La reacción llegó de golpe en el centro del campo. Alexis Mac Allister, Dominik Szoboszlai y Ryan Gravenberch aterrizaron en un mismo verano, una apuesta masiva para rearmar la sala de máquinas. El arranque fue irregular, sí, pero el tiempo terminó dando la razón: ese trío acabó convertido en un mediocampo de campeón de liga… bajo un entrenador que ya ha sido despedido.
En paralelo, otra historia se cocinaba en la banda derecha. La de Mo Salah.
El principio del fin
Para muchos, el comienzo del final de la etapa de Arne Slot en Anfield no tuvo tanto que ver con pizarras ni sistemas, sino con la gestión de su gran estrella. Salah no se mordió la lengua: hizo públicas sus quejas por ser suplente y por sentirse “chivo expiatorio” del mal momento del equipo. Un choque frontal entre figura y técnico, siempre peligroso en un vestuario grande.
Hoy, el egipcio de 34 años ha firmado por el equipo que terminó tercero en la última Superliga turca. Un destino que ha dejado a más de un aficionado rascándose la cabeza.
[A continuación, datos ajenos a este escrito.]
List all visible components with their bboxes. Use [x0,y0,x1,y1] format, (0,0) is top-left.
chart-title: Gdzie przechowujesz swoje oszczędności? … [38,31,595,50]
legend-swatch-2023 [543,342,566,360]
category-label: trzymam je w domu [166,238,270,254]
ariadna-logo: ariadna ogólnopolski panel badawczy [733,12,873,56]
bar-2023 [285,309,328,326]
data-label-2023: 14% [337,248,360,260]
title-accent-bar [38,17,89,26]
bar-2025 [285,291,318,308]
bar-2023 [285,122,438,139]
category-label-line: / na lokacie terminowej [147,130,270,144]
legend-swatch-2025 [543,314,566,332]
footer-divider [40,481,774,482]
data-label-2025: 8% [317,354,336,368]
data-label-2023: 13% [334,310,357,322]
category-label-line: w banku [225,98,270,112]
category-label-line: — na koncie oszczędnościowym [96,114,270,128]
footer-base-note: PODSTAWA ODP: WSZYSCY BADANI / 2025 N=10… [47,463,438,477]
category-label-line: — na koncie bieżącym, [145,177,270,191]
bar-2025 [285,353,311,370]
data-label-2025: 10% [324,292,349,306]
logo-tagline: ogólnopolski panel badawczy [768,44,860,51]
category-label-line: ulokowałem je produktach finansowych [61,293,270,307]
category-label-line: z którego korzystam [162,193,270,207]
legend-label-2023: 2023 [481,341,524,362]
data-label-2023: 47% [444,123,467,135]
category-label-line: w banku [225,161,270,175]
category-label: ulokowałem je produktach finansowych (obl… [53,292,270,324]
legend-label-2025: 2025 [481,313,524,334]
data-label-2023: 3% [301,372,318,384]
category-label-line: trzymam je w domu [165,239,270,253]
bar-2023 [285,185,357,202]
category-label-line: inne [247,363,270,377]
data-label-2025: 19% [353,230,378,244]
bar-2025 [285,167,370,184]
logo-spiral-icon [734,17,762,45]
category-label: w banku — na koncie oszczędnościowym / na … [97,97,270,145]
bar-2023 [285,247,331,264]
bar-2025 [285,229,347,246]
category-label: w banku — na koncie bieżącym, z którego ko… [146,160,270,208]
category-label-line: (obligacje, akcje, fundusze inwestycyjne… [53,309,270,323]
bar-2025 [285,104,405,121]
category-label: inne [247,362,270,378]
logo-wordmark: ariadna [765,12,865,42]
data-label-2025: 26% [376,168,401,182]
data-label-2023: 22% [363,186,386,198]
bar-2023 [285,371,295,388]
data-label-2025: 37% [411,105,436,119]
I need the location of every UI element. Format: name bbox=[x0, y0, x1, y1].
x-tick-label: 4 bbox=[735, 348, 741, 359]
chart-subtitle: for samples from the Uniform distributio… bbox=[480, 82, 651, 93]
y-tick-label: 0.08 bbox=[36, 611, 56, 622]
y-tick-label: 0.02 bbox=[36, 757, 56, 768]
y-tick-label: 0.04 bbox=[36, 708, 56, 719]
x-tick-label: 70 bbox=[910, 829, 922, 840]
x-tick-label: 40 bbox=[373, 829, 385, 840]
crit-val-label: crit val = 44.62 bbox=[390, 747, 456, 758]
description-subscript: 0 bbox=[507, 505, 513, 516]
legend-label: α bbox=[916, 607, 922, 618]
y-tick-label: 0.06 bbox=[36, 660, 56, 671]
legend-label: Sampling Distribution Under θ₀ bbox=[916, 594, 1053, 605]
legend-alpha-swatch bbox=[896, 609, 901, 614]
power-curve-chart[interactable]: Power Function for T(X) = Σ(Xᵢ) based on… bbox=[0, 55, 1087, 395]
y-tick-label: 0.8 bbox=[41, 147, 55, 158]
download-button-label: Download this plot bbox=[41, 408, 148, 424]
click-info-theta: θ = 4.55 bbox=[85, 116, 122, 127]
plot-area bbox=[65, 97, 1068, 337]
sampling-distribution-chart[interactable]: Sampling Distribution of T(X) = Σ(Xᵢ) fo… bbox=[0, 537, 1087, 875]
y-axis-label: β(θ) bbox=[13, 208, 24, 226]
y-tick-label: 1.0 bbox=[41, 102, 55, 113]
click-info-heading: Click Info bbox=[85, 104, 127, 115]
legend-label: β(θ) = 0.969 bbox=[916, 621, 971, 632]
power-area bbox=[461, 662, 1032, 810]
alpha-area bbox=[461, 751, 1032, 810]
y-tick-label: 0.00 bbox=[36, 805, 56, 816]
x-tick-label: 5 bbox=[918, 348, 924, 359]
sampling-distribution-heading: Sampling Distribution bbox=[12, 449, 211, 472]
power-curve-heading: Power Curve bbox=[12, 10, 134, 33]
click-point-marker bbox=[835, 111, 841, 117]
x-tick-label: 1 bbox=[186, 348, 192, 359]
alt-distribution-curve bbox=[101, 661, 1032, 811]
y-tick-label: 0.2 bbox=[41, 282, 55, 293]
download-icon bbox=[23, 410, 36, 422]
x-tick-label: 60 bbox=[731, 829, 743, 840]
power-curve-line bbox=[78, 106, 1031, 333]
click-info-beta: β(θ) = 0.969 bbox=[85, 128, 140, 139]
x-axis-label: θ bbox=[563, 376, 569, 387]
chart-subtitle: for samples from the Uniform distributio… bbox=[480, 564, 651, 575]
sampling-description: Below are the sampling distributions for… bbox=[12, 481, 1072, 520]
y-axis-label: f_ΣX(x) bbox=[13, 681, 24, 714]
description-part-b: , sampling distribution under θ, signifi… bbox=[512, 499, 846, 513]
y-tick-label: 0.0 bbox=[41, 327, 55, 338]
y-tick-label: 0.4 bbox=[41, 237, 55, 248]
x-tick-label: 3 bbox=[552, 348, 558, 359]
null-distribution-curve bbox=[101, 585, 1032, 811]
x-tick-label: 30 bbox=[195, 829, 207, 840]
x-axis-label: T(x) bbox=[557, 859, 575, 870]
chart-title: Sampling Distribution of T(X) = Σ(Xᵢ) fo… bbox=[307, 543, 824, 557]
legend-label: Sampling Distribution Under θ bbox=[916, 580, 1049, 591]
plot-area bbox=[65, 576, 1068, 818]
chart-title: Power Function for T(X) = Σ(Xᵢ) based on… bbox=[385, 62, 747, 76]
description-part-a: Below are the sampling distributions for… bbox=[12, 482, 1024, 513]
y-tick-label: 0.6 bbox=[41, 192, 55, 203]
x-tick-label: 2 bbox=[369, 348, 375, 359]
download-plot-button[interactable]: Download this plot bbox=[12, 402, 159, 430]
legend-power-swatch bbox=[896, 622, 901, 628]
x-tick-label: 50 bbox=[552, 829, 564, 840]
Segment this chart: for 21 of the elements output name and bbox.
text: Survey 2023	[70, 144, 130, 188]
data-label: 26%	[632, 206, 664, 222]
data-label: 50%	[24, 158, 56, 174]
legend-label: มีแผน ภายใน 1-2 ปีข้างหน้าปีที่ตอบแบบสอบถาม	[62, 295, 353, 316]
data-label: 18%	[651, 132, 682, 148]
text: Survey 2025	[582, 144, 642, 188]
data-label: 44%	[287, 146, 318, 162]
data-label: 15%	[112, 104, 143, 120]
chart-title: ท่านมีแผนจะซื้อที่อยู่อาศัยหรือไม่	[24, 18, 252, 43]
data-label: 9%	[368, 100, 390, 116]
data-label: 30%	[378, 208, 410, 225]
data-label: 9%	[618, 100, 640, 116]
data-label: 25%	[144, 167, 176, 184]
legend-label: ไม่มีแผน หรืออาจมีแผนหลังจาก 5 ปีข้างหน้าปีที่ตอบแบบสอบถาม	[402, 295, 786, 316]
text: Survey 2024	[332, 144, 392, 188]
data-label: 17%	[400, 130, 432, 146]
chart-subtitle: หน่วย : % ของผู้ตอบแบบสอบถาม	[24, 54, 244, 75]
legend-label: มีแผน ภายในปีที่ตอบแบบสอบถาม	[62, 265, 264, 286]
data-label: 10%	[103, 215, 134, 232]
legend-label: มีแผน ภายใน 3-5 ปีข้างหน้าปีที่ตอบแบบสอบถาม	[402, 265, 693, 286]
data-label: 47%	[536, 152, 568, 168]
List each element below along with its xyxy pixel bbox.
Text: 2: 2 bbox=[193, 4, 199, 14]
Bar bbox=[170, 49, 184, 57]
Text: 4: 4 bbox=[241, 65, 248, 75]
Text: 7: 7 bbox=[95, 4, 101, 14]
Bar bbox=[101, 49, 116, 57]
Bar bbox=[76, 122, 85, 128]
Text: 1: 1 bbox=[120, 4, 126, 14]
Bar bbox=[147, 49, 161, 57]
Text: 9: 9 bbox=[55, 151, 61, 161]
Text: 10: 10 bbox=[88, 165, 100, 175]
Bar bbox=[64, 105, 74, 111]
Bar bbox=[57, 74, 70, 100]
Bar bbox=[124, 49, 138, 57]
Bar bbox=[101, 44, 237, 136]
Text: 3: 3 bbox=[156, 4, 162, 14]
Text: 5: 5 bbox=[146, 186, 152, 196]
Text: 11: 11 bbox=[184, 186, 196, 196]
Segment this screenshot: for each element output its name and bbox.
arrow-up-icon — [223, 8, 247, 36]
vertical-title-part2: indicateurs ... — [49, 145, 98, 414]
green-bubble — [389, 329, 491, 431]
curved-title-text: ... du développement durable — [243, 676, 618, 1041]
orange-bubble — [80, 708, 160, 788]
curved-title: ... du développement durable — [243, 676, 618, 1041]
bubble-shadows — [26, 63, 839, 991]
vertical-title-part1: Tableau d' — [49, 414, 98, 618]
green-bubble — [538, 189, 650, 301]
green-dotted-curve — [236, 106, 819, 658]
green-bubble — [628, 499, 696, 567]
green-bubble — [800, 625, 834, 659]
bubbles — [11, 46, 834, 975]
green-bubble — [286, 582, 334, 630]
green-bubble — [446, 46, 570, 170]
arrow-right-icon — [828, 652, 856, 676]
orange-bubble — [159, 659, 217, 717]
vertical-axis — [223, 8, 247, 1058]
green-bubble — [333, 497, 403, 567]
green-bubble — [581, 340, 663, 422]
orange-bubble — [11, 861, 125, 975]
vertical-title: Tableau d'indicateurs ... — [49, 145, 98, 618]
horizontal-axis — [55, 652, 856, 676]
No por el respeto que merece el fútbol turco, sino por lo que simboliza: el salto desde la cumbre de la Premier a un escenario claramente secundario.
La pregunta es inevitable. ¿Estamos ante la confirmación de que Salah ya había pasado su pico en Anfield?
Un último gran baile… y la caída
Hay una ironía cruel en la carrera de muchos grandes futbolistas: a veces, una de sus mejores temporadas acelera el final. Salah firmó uno de sus cursos más brillantes en los últimos años justo antes de que el rendimiento colectivo de Liverpool se desplomara.
Ese curso 2022-23, el último gran “vintage” con Klopp, llegó hasta el fondo en las cuatro competiciones la campaña anterior al bajón abrupto. Un esfuerzo descomunal, un nivel altísimo sostenido durante demasiado tiempo. El cuerpo pasa factura, la chispa se apaga un poco antes, las carreras en profundidad dejan de ser tan demoledoras.
En ese contexto, su salida hacia Turquía encaja más como síntoma que como sorpresa. No es que Salah no pueda seguir marcando diferencias, es que ya no lo hace cada tres días al máximo nivel europeo.
¿Llegó la hora de dejarlo ir?
Mientras tanto, Liverpool sigue sin encontrar un relevo claro. Y ahí resuena la frase de Jamie Carragher, adaptada a la situación: “deja al futbolista antes de que el futbolista te deje a ti”. El dilema es crudo.
Con la plantilla actual, Salah podría haber seguido siendo titular en la primera jornada de liga casi por inercia, por pura falta de alternativas con experiencia. Pero, ¿habría sido eso lo mejor para el club? ¿O era más inteligente cortar el cordón ahora y empezar de inmediato el casting para el heredero de la banda derecha?
El mercado ya ha empezado a girar en esa dirección. Han aparecido vínculos con Ibrahim Mbaye de PSG, y los informes insisten en que Liverpool sigue detrás de su compañero Bradley Barcola. Nombres distintos, perfiles frescos, una idea clara: hace falta aire nuevo en ataque, nuevas soluciones, otra forma de amenazar a las defensas.
Un mito que se va en el momento justo
Nadie en Merseyside va a discutir el estatus de Salah. Es leyenda del club. Sus goles, sus noches europeas, su asociación con Anfield quedarán grabados mucho después de que cuelgue las botas.
Pero su último movimiento deja algo nítido: había llegado la hora de que todas las partes siguieran caminos separados. Salah busca un nuevo contexto donde seguir siendo protagonista. Liverpool, obligado por la realidad competitiva, necesita reinventarse antes de que el recuerdo de sus años dorados se convierta en ancla.
La cuestión ya no es si el egipcio podía seguir. La cuestión es si el club se atrevió a mirar hacia adelante a tiempo. Y la próxima temporada dirá si este adiós fue un riesgo calculado… o el primer paso de una reconstrucción inaplazable.